Discográficamente hablando, claro, porque en
directo este crack,que recién cumplió
los sesenta años, sigue ofreciendo una media
de más de 200 bolos por año. Un par de
álbumes en 1970, cinco más en la década
de los noventa y dos en la actual del doble cero. Eso
sí, en Dial: M.A.C.E.O., su disco de 2000, aparecen
como invitados el citado Prince, Ani DiFranco, James
Taylor o Sheryl Crow. Su último álbum
es Made by Maceo. Dos palabras: grande, grande.
HOMENAJEANDO CON CRITERIO
Cuando un todavía adolescente Jon Faddis
hizo irrupción en la escena del jazz desde su
Oakland natal, todo el mundo quedó asombrado
de la prodigiosa técnica de este trompetista
capaz de reproducir con enorme similitud los complejos
registros del hasta entonces considerado como inimitable
Dizzy Gillespie. Faddis ha alcanzado una considerable
relevancia dentro del bop, pero él siempre admitió
su adoración por Gillespie, hasta el punto de
crear y dirigir la Dizzy Gillespie Big Band, para transmitir
y dar a conocer el espíritu y los registros del
gran jazzman de Carolina del Sur, un enamorado del formato
big-band. Faddis dirigirá a la The Dizzy Gillespie
Alumni All Stars Big Band -espero haberlo puesto bien-
en Cartagena, contando con la participación estelar
de la notable vocalista Roberta Gambarini.
También con tono de homenaje se presenta el
concierto del trío encabezado por el espléndido
guitarrista John Scofield, uno de los integrantes del
denominado big three junto a Pat Metheny y Bill Frisell.
En este caso a la figura y obra del baterista del Miles
Davis Quintet Tony Williams.

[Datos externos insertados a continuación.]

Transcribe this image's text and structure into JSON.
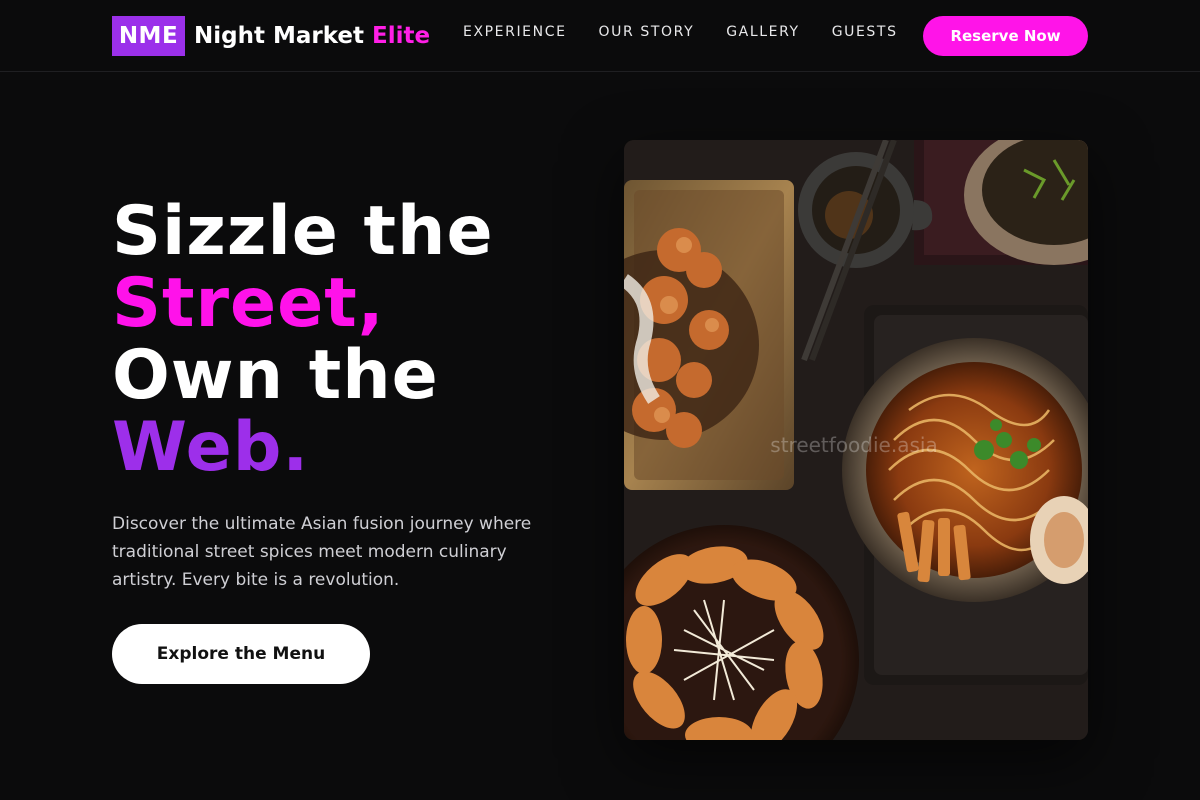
{
  "brand": {
    "badge": "NME",
    "name": "Night Market",
    "accent": "Elite"
  },
  "nav": {
    "links": [
      "EXPERIENCE",
      "OUR STORY",
      "GALLERY",
      "GUESTS"
    ],
    "cta": "Reserve Now"
  },
  "hero": {
    "title_lines": [
      "Sizzle the",
      "Street,",
      "Own the",
      "Web."
    ],
    "description": "Discover the ultimate Asian fusion journey where traditional street spices meet modern culinary artistry. Every bite is a revolution.",
    "cta": "Explore the Menu",
    "image_watermark": "streetfoodie.asia"
  },
  "colors": {
    "background": "#0b0b0c",
    "brand_purple": "#9b30ea",
    "accent_pink": "#ff14e8",
    "text_purple": "#9d2fea"
  }
}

Bien, supongo que en realidad
quien encabeza el proyecto es el también baterista
Jack DeJohnette, lo que ocurre es que citar a Scofield
es mentar las palabras mayores. Disculpas, pues.
JAZZ MODERNO
El Cartagena Jazz dedica las fechas del fin
de semana, como viene siendo habitual, al jazz más
moderno, vanguardista, bastardo o como prefieran denominarlo.

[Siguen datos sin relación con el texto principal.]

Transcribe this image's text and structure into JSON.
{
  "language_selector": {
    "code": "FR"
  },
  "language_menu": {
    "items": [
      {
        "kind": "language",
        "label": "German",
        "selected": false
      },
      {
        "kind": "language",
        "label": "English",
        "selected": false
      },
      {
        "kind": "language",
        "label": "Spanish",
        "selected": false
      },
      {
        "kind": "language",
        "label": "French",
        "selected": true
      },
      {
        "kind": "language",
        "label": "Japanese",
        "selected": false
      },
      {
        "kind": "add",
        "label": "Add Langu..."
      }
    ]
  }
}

¿Una llamada al público joven? Supongo
que sí, pero tengas la edad que tengas te sugiero
no te pierdas el concierto de Erik Truffaz. El trompetista
francés es uno de los músicos más
certeros a la hora de transgredir las fronteras del
jazz y acercarlo a eso que se llama contemporaneidad.
No me atrevería a hablar de redefinición,
ni siquiera de osadía, pero sí de una
cierta audacia y de una capacidad para jugar con las
texturas así como con los cambios de intensidad
y ritmo.
Menos vanguardista que, por ejemplo, Hans-Petter Molvaer
-quien por cierto ya estuvo en el festival-, pero a
cambio más variado en su propuesta que aúna
electrónica -elektro, hip-hop, drumnbass-,
jazz y rock. Los temas de Truffaz a menudo se sostienen
sobre uno de estos dos géneros. Los mezcla y
llega a recordar a los pioneros de principios de los
setenta, pero cuando la base es rock no hablo de un
regusto o una connotación, sino de puro rock
contundente y sólido. Un concierto, insisto siempre
a priori, de alto interés en el que también
actuará Wagon Cookin, una de las propuesta
españolas mejor recibidas con base en el jazz.
Aunque lo suyo se enmarca mejor dentro del pop, caso
similar al de Mojo Project, cuyo concierto cerrará
festivamente la XXIV edición del Cartagena Jazz.
Nada tan cálido como el jazz en otoño.